Perhaps the link between the hippocampus and
anxiety can be best seen in human cases of trauma, where previous traumatic
experiences are encoded in memory (likely in the hippocampus). This memory can
contribute to an individual’s tendency to associate specific contexts or cues with
the traumatic experience. In a more pathological case, this association can
become overly generalized, where the individual tends to associate fearful
experiences with general context and cues in daily life.
This high anxiety
condition is known as post-traumatic stress disorder (PTSD); a prevalent
psychological problem among the 2 million returning U.S. troops from Iraq and
Afghanistan, as well as other war veterans. To improve this situation,
scientists are keen on understanding what causes PTSD following exposure to
threatening situations in combat, as well as past traumatic experiences.
A recent
work by Dr. René Hen, at the Columbia University in New York, unveiled a rare
neurological insight into how past traumatic experiences or frightening
memories are translated into the hippocampus, and how anxiety is produced.

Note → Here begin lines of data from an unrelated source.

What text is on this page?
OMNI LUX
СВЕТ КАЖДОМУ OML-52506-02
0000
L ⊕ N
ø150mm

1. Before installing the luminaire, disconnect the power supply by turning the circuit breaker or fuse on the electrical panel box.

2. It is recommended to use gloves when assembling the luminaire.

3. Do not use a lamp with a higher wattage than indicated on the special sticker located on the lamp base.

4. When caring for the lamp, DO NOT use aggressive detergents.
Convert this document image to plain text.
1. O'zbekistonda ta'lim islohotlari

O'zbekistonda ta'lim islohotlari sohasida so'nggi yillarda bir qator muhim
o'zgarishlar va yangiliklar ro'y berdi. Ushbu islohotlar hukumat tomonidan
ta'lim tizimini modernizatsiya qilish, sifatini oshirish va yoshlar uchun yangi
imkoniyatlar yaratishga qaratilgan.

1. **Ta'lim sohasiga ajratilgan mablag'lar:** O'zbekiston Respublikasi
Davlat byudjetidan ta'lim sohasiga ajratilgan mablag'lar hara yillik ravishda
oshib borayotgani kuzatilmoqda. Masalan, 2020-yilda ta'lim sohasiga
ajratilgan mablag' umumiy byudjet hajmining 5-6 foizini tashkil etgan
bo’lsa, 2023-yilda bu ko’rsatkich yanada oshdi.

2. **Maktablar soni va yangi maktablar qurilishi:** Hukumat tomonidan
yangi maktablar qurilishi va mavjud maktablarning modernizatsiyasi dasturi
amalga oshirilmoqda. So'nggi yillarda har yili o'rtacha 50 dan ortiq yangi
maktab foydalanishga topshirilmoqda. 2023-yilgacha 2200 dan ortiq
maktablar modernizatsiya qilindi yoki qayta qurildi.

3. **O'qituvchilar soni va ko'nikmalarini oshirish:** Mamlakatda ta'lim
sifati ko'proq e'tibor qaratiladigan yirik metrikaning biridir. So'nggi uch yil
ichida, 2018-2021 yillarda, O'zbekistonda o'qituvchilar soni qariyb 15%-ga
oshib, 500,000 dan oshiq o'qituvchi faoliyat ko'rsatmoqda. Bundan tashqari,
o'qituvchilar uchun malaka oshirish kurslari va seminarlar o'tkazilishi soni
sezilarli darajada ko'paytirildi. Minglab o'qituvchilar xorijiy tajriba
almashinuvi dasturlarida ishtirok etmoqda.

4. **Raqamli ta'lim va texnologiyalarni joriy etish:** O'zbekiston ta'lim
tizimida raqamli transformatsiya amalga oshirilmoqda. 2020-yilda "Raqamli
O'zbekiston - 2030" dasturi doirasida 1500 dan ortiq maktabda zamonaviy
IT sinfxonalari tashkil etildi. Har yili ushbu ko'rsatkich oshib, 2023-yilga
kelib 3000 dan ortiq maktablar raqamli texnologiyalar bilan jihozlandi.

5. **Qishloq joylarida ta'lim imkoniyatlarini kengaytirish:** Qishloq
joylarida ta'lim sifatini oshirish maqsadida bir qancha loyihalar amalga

Hen’s study is the first step into understanding the precise neurological
framework behind PTSD, empowering scientists with mechanistic insights on how
one might prevent PTSD, or provide more effective treatments at the onset of
PTSD.
In her
recent publication in a March, 6, 2013 issue of Neuron, Hen described a transgenic mouse model that is engineered
to express a light receptor (opsin) specifically in the hippocampus. Mouse
strains are engineered to express either the stimulatory or inhibitory opsins
in the hippocampus, which then respond to light exposure (delivered via optical
fibers) by activating or suppressing neuronal activity respectively. The system
was then used to evaluate how each region in the hippocampus is responsible for
encoding traumatic experiences and regulating anxiety.
Much like
the U.S. troops in Iraq who are routinely bombarded with threats, the rodent recruits
in Hen’s study were likewise exposed to bodily threats (such as a light foot
shock) typically following a designated cue or context. This type of training
is dubbed fear conditioning, which causes the mice to automatically show a
fearful response (such as its freezing behavior) to a designated
cue/context.
Using
various optic-fiber directed illumination patterns to control the neuronal
activity along selected regions of the hippocampus, Hen showed that the dorsal region
of hippocampus is responsible for encoding cues or contexts associated with
foot shock, and that light-induced suppression, or excessive activation, of this
region impaired the fear encoding process. The excessive activation is thought
to cause interference in nerve transmission, thus suppressing the normal fear
encoding in the dorsal hippocampus. In
contrast, light induced activation of the ventral hippocampus suppressed the fearful
behavior in mice, suggesting that the ventral region is largely responsible for
suppressing innate anxiety; an effect likely triggered by activating neuronal
connections leading to the amygdala (an emotion processing center in the brain).
The study
suggests that human’s previous traumatic experience is likely to be encoded in
the dorsal region of the hippocampus, allowing the individual to associate the
traumatic experience with designated context or cues. On the other hand, the
ventral hippocampus may work to suppress anxiety in response to frightening
memories.
Hen’s study
further implies that dorsal region of the hippocampus is a neurological
framework behind the onset of PTSD, and that the ventral region is simply to
suppress PTSD symptoms of anxiety. Because the activation of the ventral
hippocampus solely suppresses anxiety without impacting memory formation, stimulation
of the ventral hippocampus may therefore prove to be a highly feasible
treatment for PTSD in the clinic.
Finally, it
can be said that Hen’s discovery is a major breakthrough in our understanding of
how past traumas are encoded into frightening memories and connections in the
hippocampus, and how anxiety is produced. Before Hen’s study, the hippocampus
has always been considered the iconic brain structure for learning and memory
formation, and that its role in anxiety/fear processing was considered a minor
role based on the little data available in that respect. With Hen’s work, the
hippocampus is now in the forefront of our understanding of how the brain
remembers and responds to fear; a neurological framework for scientists to dig
for mechanistic insights behind the development of PTSD, and how this disorder
can be effectively treated.
Reference:
Kheirbek,
M.A., Drew, L.J., Burghardt, N.S., Constantini, D.O., Tannenholz, L., Ahmari,
S.E., Zeng, H., Fenton, A.A., and Hen, R. Differential Control of Learning and
Anxiety along the Dorsoventral Axis of the Dentate Gyrus. Neuron 77, 955–968, March 6, 2013.